A purity boundary, is a vow to yourself and each other that you will abstain from any variety of sexual activity until after the wedding.
It’s never too late to reset your relationship. If you’re a single having sex, the best thing you can do for your future is to move apart, establish healthy boundaries, and change the emphasis of your relationship. No excuses. No economic rationalising. You need to do this.
The good news is that when we fall short of God’s design, by His mercy and grace, God promises to restore those who genuinely turn to Him and seek His forgiveness. (Peace in the Home Value #10)
Bottom line: Protect or reset your relationship by abstaining from sex until after the wedding.
One of the great central realities of relationships is this: singleness is not marriage and marriage is not designed to be anything like singleness. The only detail they have in common is that people participate in both.
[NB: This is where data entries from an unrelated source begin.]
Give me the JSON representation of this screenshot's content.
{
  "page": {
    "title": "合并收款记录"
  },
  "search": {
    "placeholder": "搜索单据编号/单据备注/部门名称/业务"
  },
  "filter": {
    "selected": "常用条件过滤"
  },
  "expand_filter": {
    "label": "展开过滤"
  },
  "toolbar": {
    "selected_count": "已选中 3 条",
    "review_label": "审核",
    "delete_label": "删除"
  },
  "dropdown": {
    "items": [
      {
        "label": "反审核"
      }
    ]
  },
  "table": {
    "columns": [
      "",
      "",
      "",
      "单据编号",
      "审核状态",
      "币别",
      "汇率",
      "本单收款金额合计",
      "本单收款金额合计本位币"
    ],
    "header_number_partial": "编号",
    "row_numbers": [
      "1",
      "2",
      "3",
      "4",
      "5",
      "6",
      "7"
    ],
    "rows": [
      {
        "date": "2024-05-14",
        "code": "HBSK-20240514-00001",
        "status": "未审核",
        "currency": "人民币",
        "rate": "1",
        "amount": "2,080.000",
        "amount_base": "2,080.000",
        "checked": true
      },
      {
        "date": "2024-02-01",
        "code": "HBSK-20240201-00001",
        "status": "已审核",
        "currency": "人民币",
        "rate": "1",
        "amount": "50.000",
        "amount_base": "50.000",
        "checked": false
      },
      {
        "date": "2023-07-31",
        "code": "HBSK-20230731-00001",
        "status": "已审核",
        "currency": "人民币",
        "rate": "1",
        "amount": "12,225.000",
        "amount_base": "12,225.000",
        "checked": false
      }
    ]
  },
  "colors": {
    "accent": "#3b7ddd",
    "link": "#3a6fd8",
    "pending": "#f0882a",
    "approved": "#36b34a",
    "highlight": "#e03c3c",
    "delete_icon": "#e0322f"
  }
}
I think some words from author and pastor, Francis Chan, are highly applicable here:
“Many of us make decisions based on what brings us the most pleasure. This is how we choose our homes, jobs, cars, clothes, food and churches. We pursue what we want; then we make sure there are no biblical commands we are violating. In essence, we want to know what God will tolerate rather than what He desires. Maybe we are afraid to ask what will bring Him the most pleasure. Ignorance feels better than disobedience.”
Like our NYC blogger, obediently following Christ will sometimes hurt when people reject you. I’m pretty sure Jesus said that would happen. Not much pleasure in that.
But, if you want future relationship success in marriage, think about making these three game-changing adjustments now while you are single. I speculate that it will bring God much pleasure now. Later on it will bring you pleasure as you honour Him through a healthier marriage.
Marriage is holy, holy ground. Let’s keep it that way.